Prevalence and Factors Associated with the Use of Contraceptives Among Women of Reproductive Age in Selected Rural Communities in AMAC, Abuja
Keywords:
Contraceptive Use, Prevalence, Rural WomenAbstract
Introduction: Contraceptive use is essential for reproductive health, allowing women and couples to plan their families responsibly. Despite global progress, low- and middle-income countries, particularly in sub-Saharan Africa, still experience low uptake due to socio-cultural and economic barriers. In Nigeria, only about 17–25% of women use any contraceptive method, with rural areas facing even greater challenges of access and misinformation. These gaps contribute to high maternal mortality, unsafe abortions, and population growth pressures, highlighting the urgent need for improved family planning services.
Methodology: The study was conducted in Jiwa, a rural community within Abuja Municipal Area Council (AMAC), FCT, known for its agrarian lifestyle and limited access to healthcare. A cross-sectional mixed-methods study involving women aged 18–49 years who had lived in Jiwa for at least six months and provided informed consent. Data were collected from 308 questionnaires (298 completed), along with interviews and FGDs, using multistage stratified sampling Quantitative data were analyzed with SPSS, qualitative data with NVivo 12, and ethical approval was secured from Bingham University, ensuring confidentiality and voluntary participation.

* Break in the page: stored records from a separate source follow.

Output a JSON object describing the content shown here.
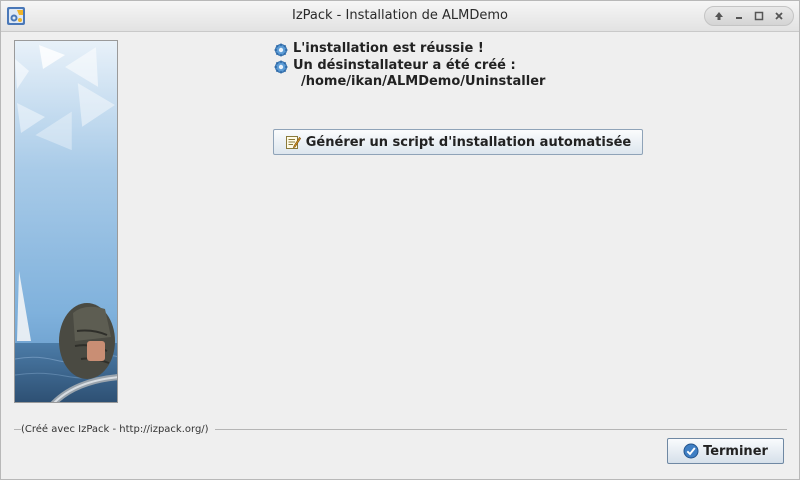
{
  "window": {
    "title": "IzPack - Installation de ALMDemo",
    "app_icon": "izpack-app-icon",
    "controls": [
      "up-arrow-icon",
      "minimize-icon",
      "maximize-icon",
      "close-icon"
    ]
  },
  "banner": {
    "image": "sailing-banner-image"
  },
  "messages": {
    "success": "L'installation est réussie !",
    "uninstaller_created": "Un désinstallateur a été créé :",
    "uninstaller_path": "/home/ikan/ALMDemo/Uninstaller",
    "bullet_icon": "gear-bullet-icon"
  },
  "actions": {
    "generate_script_label": "Générer un script d'installation automatisée",
    "generate_script_icon": "edit-script-icon",
    "finish_label": "Terminer",
    "finish_icon": "checkmark-icon"
  },
  "footer": {
    "credit": "(Créé avec IzPack - http://izpack.org/)"
  },
  "colors": {
    "window_bg": "#efefef",
    "button_border": "#8fa3b8",
    "accent_blue": "#3f7fc4"
  }
}
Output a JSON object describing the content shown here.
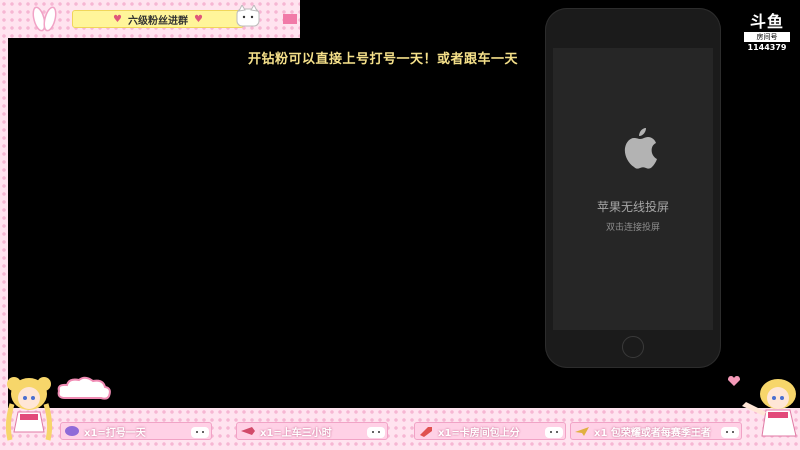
{
  "top_banner": {
    "text": "六级粉丝进群"
  },
  "stream": {
    "title": "开钻粉可以直接上号打号一天！或者跟车一天"
  },
  "phone": {
    "screen_title": "苹果无线投屏",
    "screen_subtitle": "双击连接投屏"
  },
  "douyu": {
    "logo_text": "斗鱼",
    "room_label": "房间号",
    "room_id": "1144379"
  },
  "bottom_panels": [
    {
      "label": "x1=打号一天",
      "icon": "chat-bubble-icon"
    },
    {
      "label": "x1=上车三小时",
      "icon": "rocket-icon"
    },
    {
      "label": "x1=卡房间包上分",
      "icon": "super-rocket-icon"
    },
    {
      "label": "x1 包荣耀或者每赛季王者",
      "icon": "plane-icon"
    }
  ],
  "colors": {
    "frame_pink": "#ffe3ef",
    "dot_pink": "#f6b6d3",
    "banner_yellow": "#fff59a",
    "title_yellow": "#f5e08a",
    "panel_pink": "#ffd1e6"
  }
}
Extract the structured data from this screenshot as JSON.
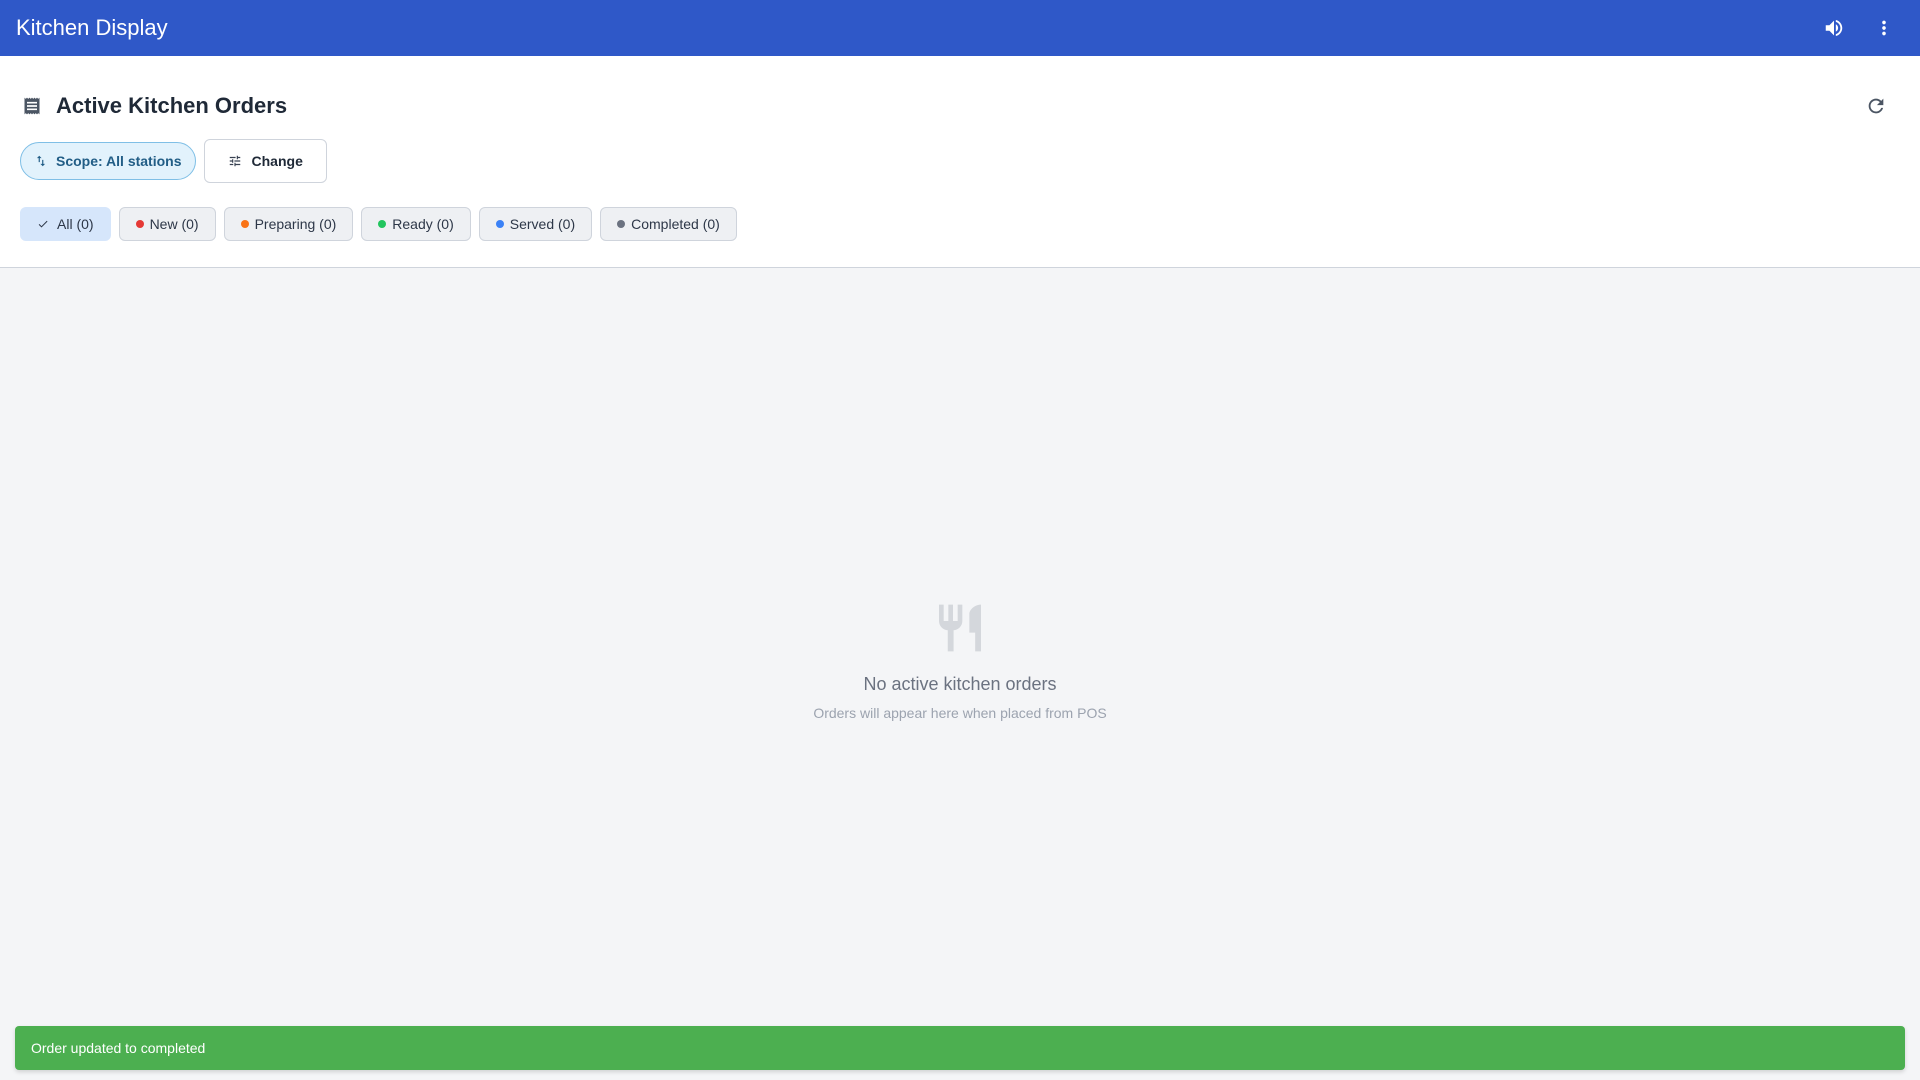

Results: The prevalence of current contraceptive use among women of reproductive age in rural Abuja communities was 37.6%, indicating moderate uptake but highlighting a substantial unmet need. The most commonly used contraceptive methods were injectables (18.8%) and implants (14.1%), with health centers and pharmacies identified as the main sources of supply. Socio-demographic factors significantly associated with contraceptive use included higher educational attainment, formal employment, higher household income, Islamic faith, and fewer living children. Major barriers to contraceptive use were fear of side effects (33.6%), partner opposition (36.2%), high cost (39.6%), and socio-cultural beliefs, along with limited spousal support (63.8%) and economic vulnerability. Qualitative findings revealed widespread misinformation, strong spousal influence, and underscored the need for community-based education and awareness creation to improve contraceptive access and utilization.
Conclusion: Contraceptive use in rural Jiwa remains moderate but hindered by socio cultural, perceptual, and economic factors. Addressing these barriers through targeted interventions, male involvement, and sustained community education is essential to improve contraceptive access and utilization among rural women in Nigeria.
Recommendations: Based on the findings of this study, the following public health interventions were recommended: Community based campaigns should be implement to debunk myths by using communities head and religious leader and testimonials from satisfied users. There should be more advocacy for policies that will ensure the availability of a wide range of affordable through public health systems.